Bernard Husson († 1996)
La tradition alchimique survivra jusqu’à ce que le matérialisme positiviste, et surtout l’industrialisation et les pollutions qu’elle entraîne, en rendent la pratique inaccessible à la quasi-totalité des individualités aptes à la comprendre et à l’exercer.
Certes, la queste du graal alchimique, tout comme celle de l’union mystique, retient infiniment moins d’élus que d’appelés, mais l’essentiel est qu’il y ait effectivement des vainqueurs.
L’axiome de base de l’alchimie consiste à étendre au règne minéral l’incarnation de l’esprit vital, visiblement manifesté dans les végétaux et les animaux.
Le mulet, résultant du croisement hybride de l’âne et de la jument, montrait, comme la greffe végétale, la possibilité de modifier par une intervention humaine un processus biologique naturel.

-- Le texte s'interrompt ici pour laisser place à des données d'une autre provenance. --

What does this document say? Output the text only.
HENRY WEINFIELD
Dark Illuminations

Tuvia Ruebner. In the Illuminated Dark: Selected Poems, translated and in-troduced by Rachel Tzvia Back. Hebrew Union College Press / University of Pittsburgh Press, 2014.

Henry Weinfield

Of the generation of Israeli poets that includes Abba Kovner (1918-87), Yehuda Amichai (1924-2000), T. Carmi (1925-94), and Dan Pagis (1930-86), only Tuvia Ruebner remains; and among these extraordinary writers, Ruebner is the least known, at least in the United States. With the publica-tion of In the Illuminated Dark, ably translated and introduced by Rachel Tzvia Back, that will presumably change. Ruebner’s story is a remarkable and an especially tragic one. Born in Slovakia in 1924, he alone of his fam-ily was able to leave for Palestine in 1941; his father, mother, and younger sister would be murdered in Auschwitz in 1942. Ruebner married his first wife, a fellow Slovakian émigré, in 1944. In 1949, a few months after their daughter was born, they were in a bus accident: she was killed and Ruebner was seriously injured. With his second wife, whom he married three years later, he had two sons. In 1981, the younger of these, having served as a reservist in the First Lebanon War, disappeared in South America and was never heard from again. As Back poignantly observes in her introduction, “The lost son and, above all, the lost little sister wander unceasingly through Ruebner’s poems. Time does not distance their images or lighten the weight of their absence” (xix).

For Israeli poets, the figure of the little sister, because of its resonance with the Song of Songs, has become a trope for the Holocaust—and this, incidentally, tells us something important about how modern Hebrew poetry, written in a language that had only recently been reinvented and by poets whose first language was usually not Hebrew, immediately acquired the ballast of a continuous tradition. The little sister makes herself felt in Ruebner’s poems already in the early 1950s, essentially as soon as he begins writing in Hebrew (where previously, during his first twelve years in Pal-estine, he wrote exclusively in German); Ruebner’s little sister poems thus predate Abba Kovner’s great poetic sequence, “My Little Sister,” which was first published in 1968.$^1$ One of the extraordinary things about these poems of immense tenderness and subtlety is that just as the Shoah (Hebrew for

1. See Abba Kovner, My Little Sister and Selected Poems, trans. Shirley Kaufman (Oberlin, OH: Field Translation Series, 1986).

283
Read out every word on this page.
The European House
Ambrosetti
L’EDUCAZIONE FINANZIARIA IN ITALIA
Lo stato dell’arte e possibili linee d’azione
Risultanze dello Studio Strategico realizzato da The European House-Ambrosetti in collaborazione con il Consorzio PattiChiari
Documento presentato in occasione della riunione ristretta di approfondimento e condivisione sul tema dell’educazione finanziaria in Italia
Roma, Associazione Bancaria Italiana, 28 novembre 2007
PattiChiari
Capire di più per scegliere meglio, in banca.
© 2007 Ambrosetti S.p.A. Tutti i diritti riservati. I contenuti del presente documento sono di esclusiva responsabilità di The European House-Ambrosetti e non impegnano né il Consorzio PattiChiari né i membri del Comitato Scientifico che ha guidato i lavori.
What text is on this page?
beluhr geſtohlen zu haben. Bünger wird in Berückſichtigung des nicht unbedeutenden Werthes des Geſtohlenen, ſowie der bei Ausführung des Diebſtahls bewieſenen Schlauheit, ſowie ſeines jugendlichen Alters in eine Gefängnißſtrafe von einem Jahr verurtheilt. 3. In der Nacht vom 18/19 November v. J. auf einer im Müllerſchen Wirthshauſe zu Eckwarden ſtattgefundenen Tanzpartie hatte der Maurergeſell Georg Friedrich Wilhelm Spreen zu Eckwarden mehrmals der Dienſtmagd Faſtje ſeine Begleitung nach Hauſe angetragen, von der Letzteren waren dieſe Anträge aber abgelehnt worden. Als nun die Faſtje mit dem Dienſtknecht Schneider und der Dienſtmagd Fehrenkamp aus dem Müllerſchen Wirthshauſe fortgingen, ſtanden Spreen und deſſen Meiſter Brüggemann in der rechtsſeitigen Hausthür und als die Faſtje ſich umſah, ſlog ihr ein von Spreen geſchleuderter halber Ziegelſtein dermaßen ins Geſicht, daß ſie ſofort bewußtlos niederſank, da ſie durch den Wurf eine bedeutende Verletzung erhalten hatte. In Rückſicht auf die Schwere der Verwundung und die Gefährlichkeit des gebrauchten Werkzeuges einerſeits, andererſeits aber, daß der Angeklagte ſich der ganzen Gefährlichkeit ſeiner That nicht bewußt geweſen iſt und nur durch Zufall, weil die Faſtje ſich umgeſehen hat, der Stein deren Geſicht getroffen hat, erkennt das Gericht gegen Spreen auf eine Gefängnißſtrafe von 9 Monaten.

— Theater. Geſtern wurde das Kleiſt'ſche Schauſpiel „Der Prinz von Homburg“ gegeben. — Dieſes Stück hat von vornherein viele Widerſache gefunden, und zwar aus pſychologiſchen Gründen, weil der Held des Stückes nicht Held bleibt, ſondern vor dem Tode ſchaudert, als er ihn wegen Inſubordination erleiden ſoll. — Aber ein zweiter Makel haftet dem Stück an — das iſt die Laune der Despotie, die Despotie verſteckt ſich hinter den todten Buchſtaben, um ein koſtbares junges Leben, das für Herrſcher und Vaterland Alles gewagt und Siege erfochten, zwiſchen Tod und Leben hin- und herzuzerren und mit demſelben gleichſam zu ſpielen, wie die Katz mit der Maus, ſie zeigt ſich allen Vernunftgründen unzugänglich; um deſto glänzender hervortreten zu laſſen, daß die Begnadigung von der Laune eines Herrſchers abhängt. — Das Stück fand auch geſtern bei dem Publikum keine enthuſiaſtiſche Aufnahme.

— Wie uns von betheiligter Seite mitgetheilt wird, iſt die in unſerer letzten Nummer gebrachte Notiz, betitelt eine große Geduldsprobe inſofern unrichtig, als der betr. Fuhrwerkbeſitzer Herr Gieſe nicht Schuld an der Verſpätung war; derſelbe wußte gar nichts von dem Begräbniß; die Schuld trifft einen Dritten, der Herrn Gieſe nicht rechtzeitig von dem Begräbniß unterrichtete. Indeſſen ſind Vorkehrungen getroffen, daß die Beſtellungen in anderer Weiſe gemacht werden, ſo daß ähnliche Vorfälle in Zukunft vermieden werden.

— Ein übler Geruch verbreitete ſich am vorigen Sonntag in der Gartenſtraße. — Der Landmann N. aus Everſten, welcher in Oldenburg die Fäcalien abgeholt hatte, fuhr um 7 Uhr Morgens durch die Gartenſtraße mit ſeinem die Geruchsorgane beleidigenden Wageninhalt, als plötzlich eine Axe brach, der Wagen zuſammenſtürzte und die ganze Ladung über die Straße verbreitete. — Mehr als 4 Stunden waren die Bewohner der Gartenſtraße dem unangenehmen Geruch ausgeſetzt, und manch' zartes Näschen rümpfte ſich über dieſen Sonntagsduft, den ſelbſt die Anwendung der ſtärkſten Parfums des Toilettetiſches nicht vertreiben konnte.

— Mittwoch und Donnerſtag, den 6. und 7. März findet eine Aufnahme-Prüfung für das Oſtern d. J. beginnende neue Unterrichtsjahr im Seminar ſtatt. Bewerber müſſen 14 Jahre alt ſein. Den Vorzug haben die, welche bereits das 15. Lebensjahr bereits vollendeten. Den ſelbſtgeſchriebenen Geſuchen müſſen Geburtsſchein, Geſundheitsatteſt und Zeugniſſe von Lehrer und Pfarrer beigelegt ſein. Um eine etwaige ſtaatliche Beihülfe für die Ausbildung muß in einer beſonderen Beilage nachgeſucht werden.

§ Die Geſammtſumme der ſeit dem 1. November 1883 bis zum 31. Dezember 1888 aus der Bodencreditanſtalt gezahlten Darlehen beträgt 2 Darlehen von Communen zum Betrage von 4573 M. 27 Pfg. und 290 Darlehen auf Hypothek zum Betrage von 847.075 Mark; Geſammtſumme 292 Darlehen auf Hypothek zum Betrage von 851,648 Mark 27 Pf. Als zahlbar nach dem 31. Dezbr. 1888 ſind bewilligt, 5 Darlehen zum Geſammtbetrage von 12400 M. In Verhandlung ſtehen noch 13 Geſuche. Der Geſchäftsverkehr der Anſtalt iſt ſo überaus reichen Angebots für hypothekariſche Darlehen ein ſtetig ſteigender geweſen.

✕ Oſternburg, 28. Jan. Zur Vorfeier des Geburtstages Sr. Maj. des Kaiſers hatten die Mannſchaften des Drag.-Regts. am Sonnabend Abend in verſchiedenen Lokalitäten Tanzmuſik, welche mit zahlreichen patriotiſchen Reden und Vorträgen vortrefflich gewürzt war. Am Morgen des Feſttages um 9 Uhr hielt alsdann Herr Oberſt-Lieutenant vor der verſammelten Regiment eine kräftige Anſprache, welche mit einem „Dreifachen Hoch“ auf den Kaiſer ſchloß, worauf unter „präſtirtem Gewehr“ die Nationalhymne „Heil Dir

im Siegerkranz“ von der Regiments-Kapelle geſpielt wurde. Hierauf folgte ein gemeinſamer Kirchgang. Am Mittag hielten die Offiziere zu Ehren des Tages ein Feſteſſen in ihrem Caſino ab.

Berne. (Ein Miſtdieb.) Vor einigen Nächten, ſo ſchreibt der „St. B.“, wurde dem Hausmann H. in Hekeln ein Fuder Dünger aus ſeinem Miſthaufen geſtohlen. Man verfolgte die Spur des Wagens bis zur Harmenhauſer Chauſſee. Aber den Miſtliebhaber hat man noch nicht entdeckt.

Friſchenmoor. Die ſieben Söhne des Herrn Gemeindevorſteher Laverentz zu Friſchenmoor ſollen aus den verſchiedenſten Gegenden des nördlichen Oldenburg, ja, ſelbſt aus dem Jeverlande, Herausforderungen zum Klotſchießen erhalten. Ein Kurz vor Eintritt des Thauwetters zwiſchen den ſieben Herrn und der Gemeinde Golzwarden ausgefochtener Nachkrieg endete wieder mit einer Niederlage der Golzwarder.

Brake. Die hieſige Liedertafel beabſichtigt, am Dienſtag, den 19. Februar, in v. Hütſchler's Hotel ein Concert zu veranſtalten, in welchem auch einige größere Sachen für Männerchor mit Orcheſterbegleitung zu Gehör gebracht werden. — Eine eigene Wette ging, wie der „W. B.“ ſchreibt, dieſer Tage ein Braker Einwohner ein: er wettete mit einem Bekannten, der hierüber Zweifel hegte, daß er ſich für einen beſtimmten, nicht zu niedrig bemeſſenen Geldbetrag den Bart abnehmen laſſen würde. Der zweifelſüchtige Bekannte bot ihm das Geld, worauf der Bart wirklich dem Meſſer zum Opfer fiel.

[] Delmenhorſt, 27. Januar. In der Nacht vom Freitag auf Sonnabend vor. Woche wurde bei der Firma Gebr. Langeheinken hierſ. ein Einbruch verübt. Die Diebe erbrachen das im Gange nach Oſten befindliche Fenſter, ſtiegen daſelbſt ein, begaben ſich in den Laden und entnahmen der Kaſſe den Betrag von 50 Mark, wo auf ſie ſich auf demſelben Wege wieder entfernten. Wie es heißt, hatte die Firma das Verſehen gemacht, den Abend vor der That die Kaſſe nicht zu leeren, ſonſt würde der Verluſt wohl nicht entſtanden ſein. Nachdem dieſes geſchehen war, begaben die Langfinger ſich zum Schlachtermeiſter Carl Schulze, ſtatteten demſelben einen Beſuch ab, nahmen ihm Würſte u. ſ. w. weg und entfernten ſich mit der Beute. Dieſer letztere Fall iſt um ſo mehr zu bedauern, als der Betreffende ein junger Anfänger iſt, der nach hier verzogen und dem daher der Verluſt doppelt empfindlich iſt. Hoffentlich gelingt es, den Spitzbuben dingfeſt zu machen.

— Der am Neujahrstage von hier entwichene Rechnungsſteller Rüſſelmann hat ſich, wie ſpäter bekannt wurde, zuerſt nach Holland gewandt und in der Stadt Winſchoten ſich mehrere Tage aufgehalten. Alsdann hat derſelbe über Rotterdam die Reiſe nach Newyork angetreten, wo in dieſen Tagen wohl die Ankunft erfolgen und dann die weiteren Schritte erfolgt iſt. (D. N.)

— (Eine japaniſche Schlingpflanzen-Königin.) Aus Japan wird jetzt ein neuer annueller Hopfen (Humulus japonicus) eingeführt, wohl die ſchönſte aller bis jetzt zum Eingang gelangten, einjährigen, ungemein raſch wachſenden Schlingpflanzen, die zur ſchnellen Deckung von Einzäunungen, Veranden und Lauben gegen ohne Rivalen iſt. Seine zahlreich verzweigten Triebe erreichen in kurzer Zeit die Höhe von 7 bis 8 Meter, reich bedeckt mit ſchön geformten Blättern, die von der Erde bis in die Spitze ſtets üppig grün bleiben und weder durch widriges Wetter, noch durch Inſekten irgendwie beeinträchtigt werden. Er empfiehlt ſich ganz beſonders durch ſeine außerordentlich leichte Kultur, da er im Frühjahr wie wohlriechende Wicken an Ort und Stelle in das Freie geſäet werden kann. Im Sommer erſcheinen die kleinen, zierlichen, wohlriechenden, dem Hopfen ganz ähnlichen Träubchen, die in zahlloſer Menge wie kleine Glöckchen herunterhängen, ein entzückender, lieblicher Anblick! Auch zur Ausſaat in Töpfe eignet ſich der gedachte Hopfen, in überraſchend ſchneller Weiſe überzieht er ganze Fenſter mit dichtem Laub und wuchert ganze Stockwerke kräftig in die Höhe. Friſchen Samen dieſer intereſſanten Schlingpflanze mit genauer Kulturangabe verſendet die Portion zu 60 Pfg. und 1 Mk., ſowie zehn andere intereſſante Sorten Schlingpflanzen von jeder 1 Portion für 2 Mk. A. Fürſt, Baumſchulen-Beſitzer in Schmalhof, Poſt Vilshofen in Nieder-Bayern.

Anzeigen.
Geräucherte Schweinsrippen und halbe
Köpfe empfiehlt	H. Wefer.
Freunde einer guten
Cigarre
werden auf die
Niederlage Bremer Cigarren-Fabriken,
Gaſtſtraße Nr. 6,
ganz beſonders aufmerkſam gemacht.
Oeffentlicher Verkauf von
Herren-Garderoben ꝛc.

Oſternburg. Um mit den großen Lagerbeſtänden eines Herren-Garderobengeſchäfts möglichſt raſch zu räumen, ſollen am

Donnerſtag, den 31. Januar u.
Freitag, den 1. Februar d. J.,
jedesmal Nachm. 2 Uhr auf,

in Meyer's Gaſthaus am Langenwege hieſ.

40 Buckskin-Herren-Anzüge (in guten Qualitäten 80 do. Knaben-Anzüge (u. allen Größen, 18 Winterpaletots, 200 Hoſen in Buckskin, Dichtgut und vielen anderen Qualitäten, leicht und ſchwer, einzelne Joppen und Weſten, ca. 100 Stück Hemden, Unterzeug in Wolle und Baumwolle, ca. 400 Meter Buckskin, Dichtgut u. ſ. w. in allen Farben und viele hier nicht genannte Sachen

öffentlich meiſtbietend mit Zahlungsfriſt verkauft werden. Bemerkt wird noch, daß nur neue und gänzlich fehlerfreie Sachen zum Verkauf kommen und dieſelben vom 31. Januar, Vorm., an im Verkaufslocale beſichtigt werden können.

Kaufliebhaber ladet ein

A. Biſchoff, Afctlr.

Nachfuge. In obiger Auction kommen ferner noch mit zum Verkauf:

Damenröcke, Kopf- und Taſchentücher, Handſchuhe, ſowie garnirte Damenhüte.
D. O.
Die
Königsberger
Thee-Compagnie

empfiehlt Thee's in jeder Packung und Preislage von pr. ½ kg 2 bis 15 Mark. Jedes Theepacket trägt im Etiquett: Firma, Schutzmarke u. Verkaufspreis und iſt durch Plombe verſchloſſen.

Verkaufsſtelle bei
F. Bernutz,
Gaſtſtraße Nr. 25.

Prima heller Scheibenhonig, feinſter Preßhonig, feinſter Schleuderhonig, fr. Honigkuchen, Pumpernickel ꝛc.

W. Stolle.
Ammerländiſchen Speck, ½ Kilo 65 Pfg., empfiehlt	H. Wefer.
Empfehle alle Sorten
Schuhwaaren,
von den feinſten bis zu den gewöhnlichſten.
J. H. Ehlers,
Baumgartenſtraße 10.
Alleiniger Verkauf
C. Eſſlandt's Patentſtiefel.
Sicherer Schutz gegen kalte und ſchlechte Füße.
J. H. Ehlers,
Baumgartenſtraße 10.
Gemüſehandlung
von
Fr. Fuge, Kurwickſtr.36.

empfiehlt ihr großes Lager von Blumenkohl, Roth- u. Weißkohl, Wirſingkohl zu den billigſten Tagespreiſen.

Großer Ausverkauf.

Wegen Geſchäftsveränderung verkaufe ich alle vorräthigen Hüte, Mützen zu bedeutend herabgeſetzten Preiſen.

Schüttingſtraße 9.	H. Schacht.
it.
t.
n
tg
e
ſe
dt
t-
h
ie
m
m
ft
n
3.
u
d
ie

L’alchimie revendique exclusivement le pouvoir et le savoir-faire requis pour fixer sur un support salin, simple excipient, par l’entremise instrumentale des propriétés physiques de certaines substances minérales, la condensation d’un agent universel inconnu de la science actuelle, aux conditions de captation duquel doivent coopérer des époques déterminées et des lieux propices.
L’alchimie utilise un petit nombre de substances (qui constituent un moyen et non un but) et cherche à reconnaître, à travers leurs mutations, la présence d’un agent non matériel, différent par conséquent d’une force ou d’une énergie au sens de la physique actuelle.
C’est, dans le règne minéral, un processus similaire à celui par
lequel certains ascètes, ou même des mystiques, accumulent en eux une
énergie vitale tirée de l’air, qui n’est pas différente de celle qui
entretient la vie chez l’être ordinaire, mais qui en eux devient plus
abondante et aussi plus « exaltée », c’est-à-dire portée à un niveau
supérieur.
L’alchimiste, au lieu d’accumuler cette énergie vitale en lui-même, la
fixe sur un support minéral composé de plusieurs éléments, lesquels sont
d’abord « radicalement dissous » et passent à un état
d’indifférenciation qui constitue la pierre des philosophes. Par une
série de phases graduelles, celle-ci sera élevée au stade définitif de
pierre philosophale.
L’alchimie consiste à préparer un support minéral et métallique, déjà pourvu d’une vie latente, afin de le mettre en état d’attirer, d’accumuler et de fixer, sous sa forme indifférenciée, l’esprit ou la vie universelle.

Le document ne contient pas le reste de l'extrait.